Why Are People into Event Sourcing?

Why Are People into Event Sourcing?(adaptechsolutions.net)

140 points by adymitruk 9 years ago | 87 comments

btown 9 years ago |

Event sourcing isn't nearly as common knowledge among new programmers as the CRUD-one-row-per-entity pattern, and it really should be. I liken it to introducing version control for your data; when immutable updates are your canonical source, no matter how much the system behind them changes, or the business requirements change, and no matter how many teams are deriving different things from them in parallel, they can all work off of the same data and "merge" their efforts together.

The one downside is that shifting your business logic to read-time means that you need to have very efficient ways of accessing and memoizing derived data. For some applications, this can be as simple as having the correct database indices over your WhateverUpdates tables, fetching all updates into memory and merging on each request. For others, you'll need to have a real-time stream processing pipeline to preemptively get your derived data into the right shape into a cache. And those are more moving parts than your typical monolith app, but the

One benefit to actually using event sourcing with a stream processing system is that, in many cases, it can be the most effective way to scale both traffic capacity and organizational bandwidth, much in the same way that individually scalable microservices can (and fully compatible with that approach!). Martin Kleppman at Confluent (a LinkedIn spinoff creating and consulting on stream processing systems) writes some great and highly-approachable articles about this. Highly recommended reading.

http://www.confluent.io/blog/making-sense-of-stream-processi...

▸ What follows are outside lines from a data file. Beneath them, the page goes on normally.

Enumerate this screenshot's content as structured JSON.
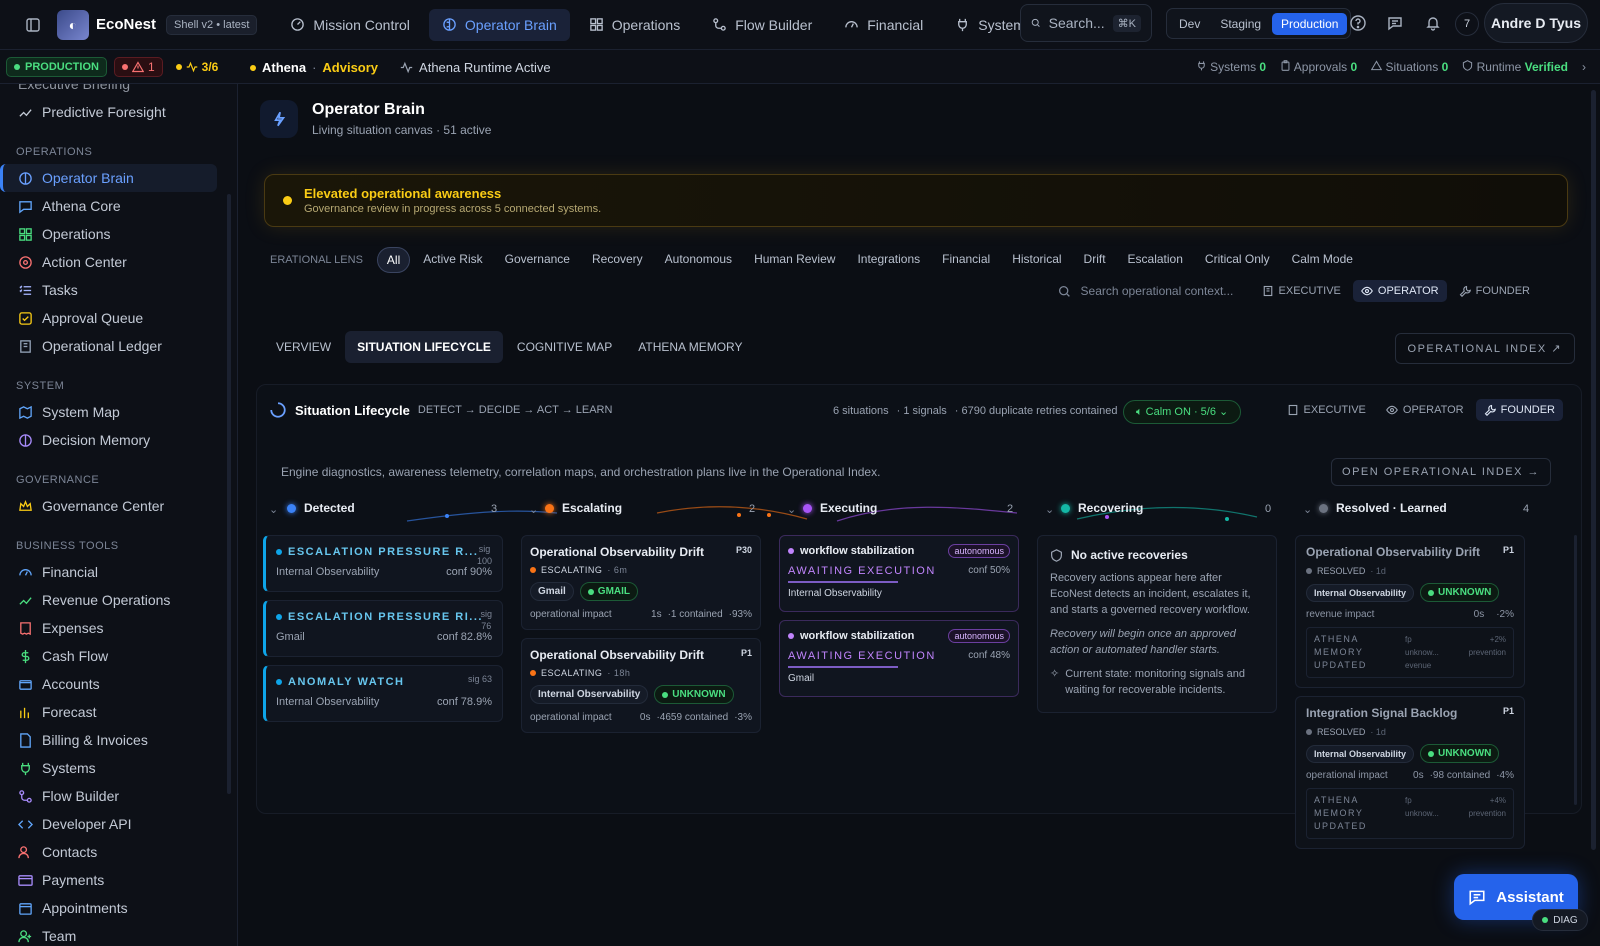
{
  "topbar": {
    "brand": "EcoNest",
    "shell": "Shell v2 • latest",
    "nav": [
      "Mission Control",
      "Operator Brain",
      "Operations",
      "Flow Builder",
      "Financial",
      "Systems"
    ],
    "search": "Search...",
    "kbd": "⌘K",
    "envs": [
      "Dev",
      "Staging",
      "Production"
    ],
    "notif_count": "7",
    "user": "Andre D Tyus"
  },
  "subbar": {
    "production": "PRODUCTION",
    "warn_count": "1",
    "pulse": "3/6",
    "ctx_name": "Athena",
    "ctx_sep": "·",
    "ctx_mode": "Advisory",
    "runtime": "Athena Runtime Active",
    "stats": [
      {
        "label": "Systems",
        "value": "0"
      },
      {
        "label": "Approvals",
        "value": "0"
      },
      {
        "label": "Situations",
        "value": "0"
      },
      {
        "label": "Runtime",
        "value": "Verified"
      }
    ]
  },
  "sidebar": {
    "top_partial": "Executive Briefing",
    "top_item": "Predictive Foresight",
    "sections": [
      {
        "title": "OPERATIONS",
        "items": [
          "Operator Brain",
          "Athena Core",
          "Operations",
          "Action Center",
          "Tasks",
          "Approval Queue",
          "Operational Ledger"
        ]
      },
      {
        "title": "SYSTEM",
        "items": [
          "System Map",
          "Decision Memory"
        ]
      },
      {
        "title": "GOVERNANCE",
        "items": [
          "Governance Center"
        ]
      },
      {
        "title": "BUSINESS TOOLS",
        "items": [
          "Financial",
          "Revenue Operations",
          "Expenses",
          "Cash Flow",
          "Accounts",
          "Forecast",
          "Billing & Invoices",
          "Systems",
          "Flow Builder",
          "Developer API",
          "Contacts",
          "Payments",
          "Appointments",
          "Team"
        ]
      }
    ]
  },
  "header": {
    "title": "Operator Brain",
    "subtitle": "Living situation canvas · 51 active"
  },
  "alert": {
    "title": "Elevated operational awareness",
    "sub": "Governance review in progress across 5 connected systems."
  },
  "lens": {
    "label": "ERATIONAL LENS",
    "items": [
      "All",
      "Active Risk",
      "Governance",
      "Recovery",
      "Autonomous",
      "Human Review",
      "Integrations",
      "Financial",
      "Historical",
      "Drift",
      "Escalation",
      "Critical Only",
      "Calm Mode"
    ]
  },
  "persp": {
    "search": "Search operational context...",
    "items": [
      "EXECUTIVE",
      "OPERATOR",
      "FOUNDER"
    ]
  },
  "tabs": [
    "VERVIEW",
    "SITUATION LIFECYCLE",
    "COGNITIVE MAP",
    "ATHENA MEMORY"
  ],
  "oi_btn": "OPERATIONAL INDEX ↗",
  "lifecycle": {
    "title": "Situation Lifecycle",
    "flow": "DETECT → DECIDE → ACT → LEARN",
    "stats": [
      "6 situations",
      "· 1 signals",
      "· 6790 duplicate retries contained"
    ],
    "calm": "Calm ON · 5/6",
    "persp": [
      "EXECUTIVE",
      "OPERATOR",
      "FOUNDER"
    ],
    "note": "Engine diagnostics, awareness telemetry, correlation maps, and orchestration plans live in the Operational Index.",
    "open_oi": "OPEN OPERATIONAL INDEX →",
    "stages": [
      {
        "name": "Detected",
        "count": "3",
        "color": "#3b82f6"
      },
      {
        "name": "Escalating",
        "count": "2",
        "color": "#f97316"
      },
      {
        "name": "Executing",
        "count": "2",
        "color": "#a855f7"
      },
      {
        "name": "Recovering",
        "count": "0",
        "color": "#14b8a6"
      },
      {
        "name": "Resolved · Learned",
        "count": "4",
        "color": "#6b7280"
      }
    ],
    "detected": [
      {
        "title": "ESCALATION PRESSURE R...",
        "sig": "sig",
        "sig_n": "100",
        "src": "Internal Observability",
        "conf": "conf 90%"
      },
      {
        "title": "ESCALATION PRESSURE RI...",
        "sig": "sig",
        "sig_n": "76",
        "src": "Gmail",
        "conf": "conf 82.8%"
      },
      {
        "title": "ANOMALY WATCH",
        "sig": "sig 63",
        "sig_n": "",
        "src": "Internal Observability",
        "conf": "conf 78.9%"
      }
    ],
    "escalating": [
      {
        "title": "Operational Observability Drift",
        "pri": "P30",
        "status": "ESCALATING",
        "age": "· 6m",
        "src": "Gmail",
        "chip": "GMAIL",
        "impact": "operational impact",
        "m1": "1s",
        "m2": "·1 contained",
        "m3": "·93%"
      },
      {
        "title": "Operational Observability Drift",
        "pri": "P1",
        "status": "ESCALATING",
        "age": "· 18h",
        "src": "Internal Observability",
        "chip": "UNKNOWN",
        "impact": "operational impact",
        "m1": "0s",
        "m2": "·4659 contained",
        "m3": "·3%"
      }
    ],
    "executing": [
      {
        "title": "workflow stabilization",
        "badge": "autonomous",
        "status": "AWAITING EXECUTION",
        "conf": "conf 50%",
        "src": "Internal Observability"
      },
      {
        "title": "workflow stabilization",
        "badge": "autonomous",
        "status": "AWAITING EXECUTION",
        "conf": "conf 48%",
        "src": "Gmail"
      }
    ],
    "recovering": {
      "title": "No active recoveries",
      "p1": "Recovery actions appear here after EcoNest detects an incident, escalates it, and starts a governed recovery workflow.",
      "p2": "Recovery will begin once an approved action or automated handler starts.",
      "p3": "Current state: monitoring signals and waiting for recoverable incidents."
    },
    "resolved": [
      {
        "title": "Operational Observability Drift",
        "pri": "P1",
        "status": "RESOLVED",
        "age": "· 1d",
        "src": "Internal Observability",
        "chip": "UNKNOWN",
        "impact": "revenue impact",
        "m1": "0s",
        "m2": "",
        "m3": "·2%",
        "mem": "ATHENA MEMORY UPDATED",
        "fp": "fp unknow... evenue",
        "prev": "+2% prevention"
      },
      {
        "title": "Integration Signal Backlog",
        "pri": "P1",
        "status": "RESOLVED",
        "age": "· 1d",
        "src": "Internal Observability",
        "chip": "UNKNOWN",
        "impact": "operational impact",
        "m1": "0s",
        "m2": "·98 contained",
        "m3": "·4%",
        "mem": "ATHENA MEMORY UPDATED",
        "fp": "fp unknow...",
        "prev": "+4% prevention"
      }
    ]
  },
  "assistant": "Assistant",
  "diag": "DIAG",
  "colors": {
    "accent": "#2563eb",
    "production": "#4ade80",
    "warning": "#facc15",
    "danger": "#f87171",
    "executing": "#a855f7"
  }
}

http://www.confluent.io/blog/turning-the-database-inside-out...

blowski 9 years ago | |

The CRUD one-row-per-pattern is common because it's enough for most projects. It works well with ORMs so you can build quickly and securely. And most of the time, performance isn't an issue and having a history of an entity is unnecessary.

I'm worried that event sourcing is going to become this year's over-applied design pattern with libraries in every language for every database with blog posts that recommend it be used on every project.

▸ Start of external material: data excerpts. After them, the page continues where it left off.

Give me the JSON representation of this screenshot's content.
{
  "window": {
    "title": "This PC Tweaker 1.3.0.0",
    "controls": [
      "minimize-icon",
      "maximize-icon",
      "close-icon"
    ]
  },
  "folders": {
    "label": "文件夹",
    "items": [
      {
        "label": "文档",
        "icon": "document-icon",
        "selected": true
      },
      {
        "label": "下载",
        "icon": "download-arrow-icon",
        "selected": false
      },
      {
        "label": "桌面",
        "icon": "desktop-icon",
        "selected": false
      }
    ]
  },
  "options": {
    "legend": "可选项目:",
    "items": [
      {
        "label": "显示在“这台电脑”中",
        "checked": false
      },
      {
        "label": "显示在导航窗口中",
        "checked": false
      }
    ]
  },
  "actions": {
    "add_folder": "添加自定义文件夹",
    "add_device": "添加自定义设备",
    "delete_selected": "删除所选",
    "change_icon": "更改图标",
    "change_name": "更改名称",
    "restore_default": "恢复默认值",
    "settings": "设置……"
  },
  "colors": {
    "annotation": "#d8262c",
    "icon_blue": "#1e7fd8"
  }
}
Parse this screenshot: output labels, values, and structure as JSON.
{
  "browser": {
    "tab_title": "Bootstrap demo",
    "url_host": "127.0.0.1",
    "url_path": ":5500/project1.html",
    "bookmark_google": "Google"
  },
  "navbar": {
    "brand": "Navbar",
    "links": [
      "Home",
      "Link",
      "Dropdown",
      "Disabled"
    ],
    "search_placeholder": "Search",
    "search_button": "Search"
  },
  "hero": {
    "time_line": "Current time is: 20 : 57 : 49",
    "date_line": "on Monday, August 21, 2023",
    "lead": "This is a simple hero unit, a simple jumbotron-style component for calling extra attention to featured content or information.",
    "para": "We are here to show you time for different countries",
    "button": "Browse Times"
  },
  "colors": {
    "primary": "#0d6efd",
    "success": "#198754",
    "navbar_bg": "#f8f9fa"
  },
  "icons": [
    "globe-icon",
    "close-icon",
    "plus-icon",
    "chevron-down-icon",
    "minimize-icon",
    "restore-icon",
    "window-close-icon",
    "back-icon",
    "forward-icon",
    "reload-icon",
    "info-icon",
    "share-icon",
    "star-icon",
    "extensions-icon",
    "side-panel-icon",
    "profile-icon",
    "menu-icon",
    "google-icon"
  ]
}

It's a good idea, very useful - in the right hands on the right projects. But it makes sense that junior devs normally use CRUD because that's normally the right solution. At least until better tools come along.

hcarvalhoalves 9 years ago | | |

> The CRUD one-row-per-pattern is common because it's enough for most projects. It works well with ORMs so you can build quickly and securely.

If by "works well", you mean it works until someone asks for historical data - then IT guy has to say w/ a straight face "we lost it". This is unacceptable considering the value of data and the strategic leverage it can have today.

Considering immutable facts tables are the most stable data model; companies often have to re-invent it (poorly) on top of relational at some point; that storage is often not a problem; and that having clean historical data is crucial for data science; there are increasingly fewer excuses to not adopt a sane data model from day one.

I agree partially w.r.t. to tooling - few implementations aid adopting this pattern, but I believe the value of historical data, over time, overcomes not being able to slap some quick Rail CRUD together and then being stuck at local minima.

haimez 9 years ago | | |

Could happen, but I think event sourcing (and CQRS generally) carries enough implementation overhead in the amount of code required that it's less likely to be adopted in situations where it isn't appropriate.

That isn't to say it won't happen, but I think it's more likely that teams would miss an opportunity to leverage it than leverage it inappropriately.

EdSharkey 9 years ago |

Here's the term I wish was unfashionable with the kids: reshaping.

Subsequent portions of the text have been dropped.